Harris feels sympathy for Asquith but he doesn’t subscribe to the view of some commentators that there was nothing physical in his relationship with Venetia.

“He wrote her 560 letters — and she kept them all. She must have written more than 300, and he read them all. I think the notion that there wasn’t a physical element to the romance is absurd when one gets to examine all the evidence.

“First of all, we know that Asquith was notorious for making advances to young women.

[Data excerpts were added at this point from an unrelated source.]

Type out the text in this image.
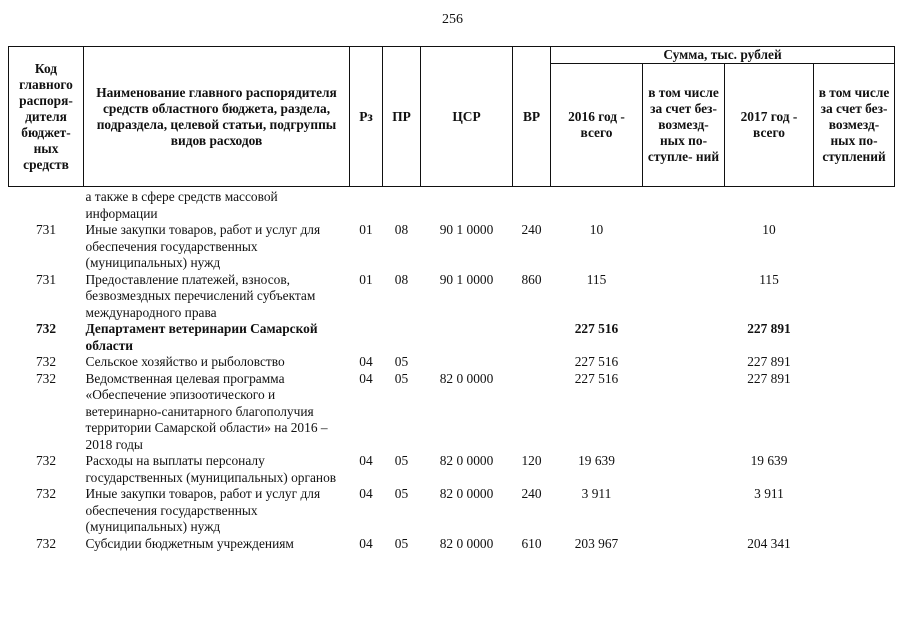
256
Код главного распоря- дителя бюджет- ных средств	Наименование главного распорядителя средств областного бюджета, раздела, подраздела, целевой статьи, подгруппы видов расходов	Рз	ПР	ЦСР	ВР	Сумма, тыс. рублей			
						2016 год - всего	в том числе за счет без- возмезд- ных по- ступле- ний	2017 год - всего	в том числе за счет без- возмезд- ных по- ступлений
	а также в сфере средств массовой информации								
731	Иные закупки товаров, работ и услуг для обеспечения государственных (муниципальных) нужд	01	08	90 1 0000	240	10		10	
731	Предоставление платежей, взносов, безвозмездных перечислений субъектам международного права	01	08	90 1 0000	860	115		115	
732	Департамент ветеринарии Самарской области					227 516		227 891	
732	Сельское хозяйство и рыболовство	04	05			227 516		227 891	
732	Ведомственная целевая программа «Обеспечение эпизоотического и ветеринарно-санитарного благополучия территории Самарской области» на 2016 –2018 годы	04	05	82 0 0000		227 516		227 891	
732	Расходы на выплаты персоналу государственных (муниципальных) органов	04	05	82 0 0000	120	19 639		19 639	
732	Иные закупки товаров, работ и услуг для обеспечения государственных (муниципальных) нужд	04	05	82 0 0000	240	3 911		3 911	
732	Субсидии бюджетным учреждениям	04	05	82 0 0000	610	203 967		204 341	
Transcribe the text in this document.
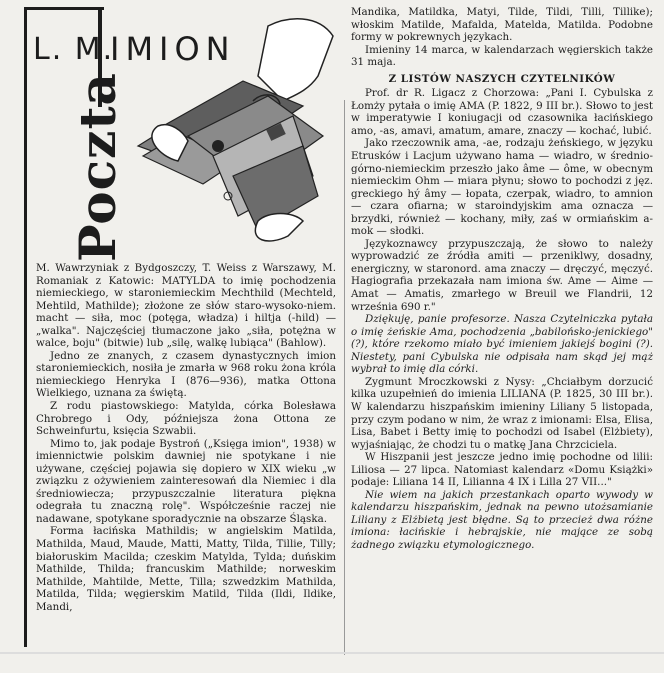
L. M.
IMION
Poczta

M. Wawrzyniak z Bydgoszczy, T. Weiss z Warszawy, M. Romaniak z Katowic: MATYLDA to imię pochodzenia niemieckiego, w staroniemieckim Mechthild (Mechteld, Mehtild, Mathilde); złożone ze słów staro-wysoko-niem. macht — siła, moc (potęga, władza) i hiltja (-hild) — „walka". Najczęściej tłumaczone jako „siła, potężna w walce, boju" (bitwie) lub „silę, walkę lubiąca" (Bahlow).

Jedno ze znanych, z czasem dynastycznych imion staroniemieckich, nosiła je zmarła w 968 roku żona króla niemieckiego Henryka I (876—936), matka Ottona Wielkiego, uznana za świętą.

Z rodu piastowskiego: Matylda, córka Bolesława Chrobrego i Ody, późniejsza żona Ottona ze Schweinfurtu, księcia Szwabii.

Mimo to, jak podaje Bystroń („Księga imion", 1938) w imiennictwie polskim dawniej nie spotykane i nie używane, częściej pojawia się dopiero w XIX wieku „w związku z ożywieniem zainteresowań dla Niemiec i dla średniowiecza; przypuszczalnie literatura piękna odegrała tu znaczną rolę". Współcześnie raczej nie nadawane, spotykane sporadycznie na obszarze Śląska.

Forma łacińska Mathildis; w angielskim Matilda, Mathilda, Maud, Maude, Matti, Matty, Tilda, Tillie, Tilly; białoruskim Macilda; czeskim Matylda, Tylda; duńskim Mathilde, Thilda; francuskim Mathilde; norweskim Mathilde, Mahtilde, Mette, Tilla; szwedzkim Mathilda, Matilda, Tilda; węgierskim Matild, Tilda (Ildi, Ildike, Mandi,

Mandika, Matildka, Matyi, Tilde, Tildi, Tilli, Tillike); włoskim Matilde, Mafalda, Matelda, Matilda. Podobne formy w pokrewnych językach.

Imieniny 14 marca, w kalendarzach węgierskich także 31 maja.

Z LISTÓW NASZYCH CZYTELNIKÓW

Prof. dr R. Ligacz z Chorzowa: „Pani I. Cybulska z Łomży pytała o imię AMA (P. 1822, 9 III br.). Słowo to jest w imperatywie I koniugacji od czasownika łacińskiego amo, -as, amavi, amatum, amare, znaczy — kochać, lubić.

Jako rzeczownik ama, -ae, rodzaju żeńskiego, w języku Etrusków i Lacjum używano hama — wiadro, w średnio-górno-niemieckim przeszło jako âme — ôme, w obecnym niemieckim Ohm — miara płynu; słowo to pochodzi z jęz. greckiego hý âmy — łopata, czerpak, wiadro, to amnion — czara ofiarna; w staroindyjskim ama oznacza — brzydki, również — kochany, miły, zaś w ormiańskim a-mok — słodki.

Językoznawcy przypuszczają, że słowo to należy wyprowadzić ze źródła amiti — przeniklwy, dosadny, energiczny, w staronord. ama znaczy — dręczyć, męczyć. Hagiografia przekazała nam imiona św. Ame — Aime — Amat — Amatis, zmarłego w Breuil we Flandrii, 12 września 690 r."

Dziękuję, panie profesorze. Nasza Czytelniczka pytała o imię żeńskie Ama, pochodzenia „babilońsko-jenickiego" (?), które rzekomo miało być imieniem jakiejś bogini (?). Niestety, pani Cybulska nie odpisała nam skąd jej mąż wybrał to imię dla córki.

Zygmunt Mroczkowski z Nysy: „Chciałbym dorzucić kilka uzupełnień do imienia LILIANA (P. 1825, 30 III br.). W kalendarzu hiszpańskim imieniny Liliany 5 listopada, przy czym podano w nim, że wraz z imionami: Elsa, Elisa, Lisa, Babet i Betty imię to pochodzi od Isabel (Elżbiety), wyjaśniając, że chodzi tu o matkę Jana Chrzciciela.

W Hiszpanii jest jeszcze jedno imię pochodne od lilii: Liliosa — 27 lipca. Natomiast kalendarz «Domu Książki» podaje: Liliana 14 II, Lilianna 4 IX i Lilla 27 VII..."

Nie wiem na jakich przestankach oparto wywody w kalendarzu hiszpańskim, jednak na pewno utożsamianie Liliany z Elżbietą jest błędne. Są to przecież dwa różne imiona: łacińskie i hebrajskie, nie mające ze sobą żadnego związku etymologicznego.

Secondly Venetia also had a lot of affairs with married men, including Lord Beaverbrook, in later life.

“Asquith is a Victorian gentleman. He’s not going to write in detail about a physical relationship, but the hints are there. The temperament was there. The opportunity was there. I think it’s naive to pretend there was not a sexual element to it.”

Harris was determined to write about Asquith — in many ways a “decent man” — with compassion.

” It would have been easy to have written a sort of me too book about a young woman and a much older predatory man. But I don’t think that would have been historically accurate, I think Vanessa was a formidable character and not without power herself. So there was something tragically doomed about his love for her. His in a way was the tragedy of a man brought down by his own folly. I wanted to convey that.”